Magnetresonanztomographie kommt ohne Röntgenstrahlen aus
Die Magnet-Resonanz-Tomographie (MRT) eröffnet für die Untersuchung von Herzfehlern im Kindesalter neue diagnostische Möglichkeiten. Neben der absolut genauen dreidimensionalen Darstellung des schlagenden Herzens kommt das Gerät ohne den Einsatz von Röntgenstrahlen aus, denn es arbeitet ausschließlich mit Magnetfeldern. In jedem großen Kinderherzzentrum und insbesondere an einem Transplantationszentrum ist der Einsatz eines MRT heutzutage unverzichtbar. Allein die Vorteile der nicht-invasiven Anwendung, der kurzen Zeitspanne der Untersuchung und fehlender Strahleneinsatz sprechen für eine Etablierung des Systems. Zudem sind in der weiteren Nachsorge von Transplantationen häufige Überprüfungen des Operationsresultates ebenso nötig sowie die Überwachung, dass beispielsweise keine Koronaropathie auftritt (Unterversorgung des Herzmuskels mit Sauerstoff durch Verstopfen der Gefäße), eine Erscheinung, die speziell nach Transplantationen auftritt.

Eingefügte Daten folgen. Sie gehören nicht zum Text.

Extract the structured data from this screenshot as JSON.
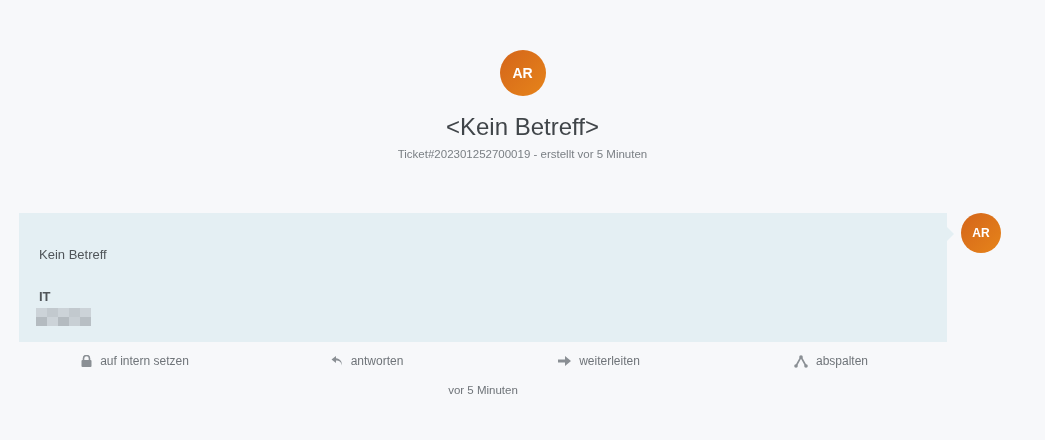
{
  "header": {
    "avatar": "AR",
    "title": "<Kein Betreff>",
    "subtitle": "Ticket#202301252700019 - erstellt vor 5 Minuten"
  },
  "article": {
    "avatar": "AR",
    "subject": "Kein Betreff",
    "signature": "IT",
    "actions": [
      {
        "kind": "lock",
        "label": "auf intern setzen"
      },
      {
        "kind": "reply",
        "label": "antworten"
      },
      {
        "kind": "forward",
        "label": "weiterleiten"
      },
      {
        "kind": "split",
        "label": "abspalten"
      }
    ],
    "time": "vor 5 Minuten"
  }
}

Ziel dieses Projektes ist es, den herzkranken Kindern bessere diagnostische Möglichkeiten anzubieten, weniger invasive Untersuchungsmethoden anzuwenden und die bei anderer Diagnostik übliche Strahlenbelastung zu vermeiden oder zu reduzieren. Insbesondere nach der Transplantation eines Kinderherzens und in der Kinderkardiologie mit ihren komplex erkrankten Patienten gibt es zudem viele weitere wichtige Fragestellungen, die mit dem MRT beantwortet werden sollen. Beispielsweise befasst sich eine der bei diesem Projekt vorgesehenen Studien mit dem Nachweis der Transplantatvaskulopathie (Gefäßdefekt durch Implantate) im Frühstadium und der Erkennung von Risikopatienten. Eine weitere Studie untersucht die Patienten mit nur einer funktionierenden Herzkammer, die Lungen- und Körperkreislauf betreibt, nach einer Fontan-OP (d.h. operative Trennung der beiden Kreisläufe). In der Betreuung dieser Patienten ist der frühzeitige Nachweis von Faktoren, die die Flussverhältnisse im pulmonalarteriellen System direkt oder indirekt negativ beeinflussen, von höchster Relevanz.